One hundred ten consecutive patients undergoing 35-cm flexible sigmoidoscopy were enrolled in a study to compare the efficacy of one vs two enemas (Fleet's) in achieving adequate bowel preparation. Fifty-five patients received two enemas administered one and three hours before sigmoidoscopy. The other 55 subjects received one enema given one hour before the procedure. Bowel preparation was considered inadequate if sigmoidoscopy was terminated prematurely because fecal material obscured visualization through the sigmoidoscope. Inadequate bowel preparation occurred in 12.9 percent of subjects who received one enema and in 20.0 percent of those who received two enemas (chi 2 = 0.97, P = .36). There was no difference between the groups in depth of penetration of the sigmoidoscope or duration (in minutes) of the examination. It is concluded that either one or two enemas are equally effective in preparing patients for sigmoidoscopy. Patient acceptance of sigmoidoscopy could be enhanced by using one enema instead of two with no decrease in adequacy of bowel preparation.

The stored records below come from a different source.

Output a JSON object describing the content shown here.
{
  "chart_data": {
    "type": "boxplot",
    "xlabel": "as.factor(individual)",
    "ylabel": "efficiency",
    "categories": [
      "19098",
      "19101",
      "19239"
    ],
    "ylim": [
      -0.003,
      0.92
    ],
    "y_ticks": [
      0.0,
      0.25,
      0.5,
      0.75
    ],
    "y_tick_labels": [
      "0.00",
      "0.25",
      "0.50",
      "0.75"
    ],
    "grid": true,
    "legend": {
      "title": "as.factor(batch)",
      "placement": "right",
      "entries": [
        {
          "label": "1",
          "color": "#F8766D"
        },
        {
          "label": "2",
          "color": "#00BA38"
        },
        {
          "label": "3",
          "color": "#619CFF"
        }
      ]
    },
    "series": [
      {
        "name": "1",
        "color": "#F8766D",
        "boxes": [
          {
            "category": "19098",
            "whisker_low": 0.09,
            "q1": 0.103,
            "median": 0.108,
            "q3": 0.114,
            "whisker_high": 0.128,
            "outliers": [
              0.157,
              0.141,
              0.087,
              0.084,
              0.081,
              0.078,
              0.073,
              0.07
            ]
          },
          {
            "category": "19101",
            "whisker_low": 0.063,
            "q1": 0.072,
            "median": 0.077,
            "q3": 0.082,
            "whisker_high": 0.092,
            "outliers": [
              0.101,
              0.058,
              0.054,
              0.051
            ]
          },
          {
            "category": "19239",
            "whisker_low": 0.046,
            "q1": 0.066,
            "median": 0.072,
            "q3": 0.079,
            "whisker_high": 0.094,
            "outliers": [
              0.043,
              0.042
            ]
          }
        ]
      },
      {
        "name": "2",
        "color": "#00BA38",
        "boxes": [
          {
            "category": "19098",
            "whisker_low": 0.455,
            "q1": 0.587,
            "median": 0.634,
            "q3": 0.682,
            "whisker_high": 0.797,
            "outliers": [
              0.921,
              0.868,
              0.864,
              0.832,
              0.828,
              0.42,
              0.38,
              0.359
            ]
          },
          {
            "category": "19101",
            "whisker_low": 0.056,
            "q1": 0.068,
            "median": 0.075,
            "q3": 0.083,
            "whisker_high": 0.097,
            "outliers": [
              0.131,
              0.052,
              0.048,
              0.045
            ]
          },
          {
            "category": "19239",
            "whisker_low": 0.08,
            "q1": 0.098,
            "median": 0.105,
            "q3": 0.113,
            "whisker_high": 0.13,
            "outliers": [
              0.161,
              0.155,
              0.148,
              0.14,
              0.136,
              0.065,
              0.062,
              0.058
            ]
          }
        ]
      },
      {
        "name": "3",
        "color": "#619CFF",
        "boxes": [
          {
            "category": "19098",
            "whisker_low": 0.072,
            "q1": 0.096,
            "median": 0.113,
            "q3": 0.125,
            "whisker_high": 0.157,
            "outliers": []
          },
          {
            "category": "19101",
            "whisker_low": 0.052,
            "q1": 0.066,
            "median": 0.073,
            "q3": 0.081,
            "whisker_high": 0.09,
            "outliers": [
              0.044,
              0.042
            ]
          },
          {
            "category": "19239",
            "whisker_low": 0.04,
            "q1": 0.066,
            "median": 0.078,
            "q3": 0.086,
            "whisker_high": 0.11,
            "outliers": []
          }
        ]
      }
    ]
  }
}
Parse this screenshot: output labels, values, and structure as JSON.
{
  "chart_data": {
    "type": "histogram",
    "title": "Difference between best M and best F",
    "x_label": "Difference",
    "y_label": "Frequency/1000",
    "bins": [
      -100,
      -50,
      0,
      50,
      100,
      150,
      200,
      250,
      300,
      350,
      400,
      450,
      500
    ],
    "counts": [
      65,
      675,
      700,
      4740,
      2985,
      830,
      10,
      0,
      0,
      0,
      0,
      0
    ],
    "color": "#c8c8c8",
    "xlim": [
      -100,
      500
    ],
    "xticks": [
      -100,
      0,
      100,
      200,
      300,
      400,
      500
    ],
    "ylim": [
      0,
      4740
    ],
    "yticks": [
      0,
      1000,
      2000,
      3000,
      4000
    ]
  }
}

110名连续接受35厘米可弯曲乙状结肠镜检查的患者参与了一项研究,以比较一次灌肠(弗利特灌肠剂)与两次灌肠在实现充分肠道准备方面的效果。55名患者在乙状结肠镜检查前1小时和3小时各接受一次灌肠。另外55名受试者在检查前1小时接受一次灌肠。如果因粪便遮挡乙状结肠镜视野而提前终止乙状结肠镜检查,则认为肠道准备不充分。接受一次灌肠的受试者中12.9%肠道准备不充分,接受两次灌肠的受试者中20.0%肠道准备不充分(卡方检验χ2 = 0.97,P = 0.36)。两组在乙状结肠镜的插入深度或检查持续时间(分钟)方面没有差异。结论是,一次灌肠或两次灌肠在为患者进行乙状结肠镜检查准备方面同样有效。使用一次灌肠而非两次灌肠可提高患者对乙状结肠镜检查的接受度,且不会降低肠道准备的充分性。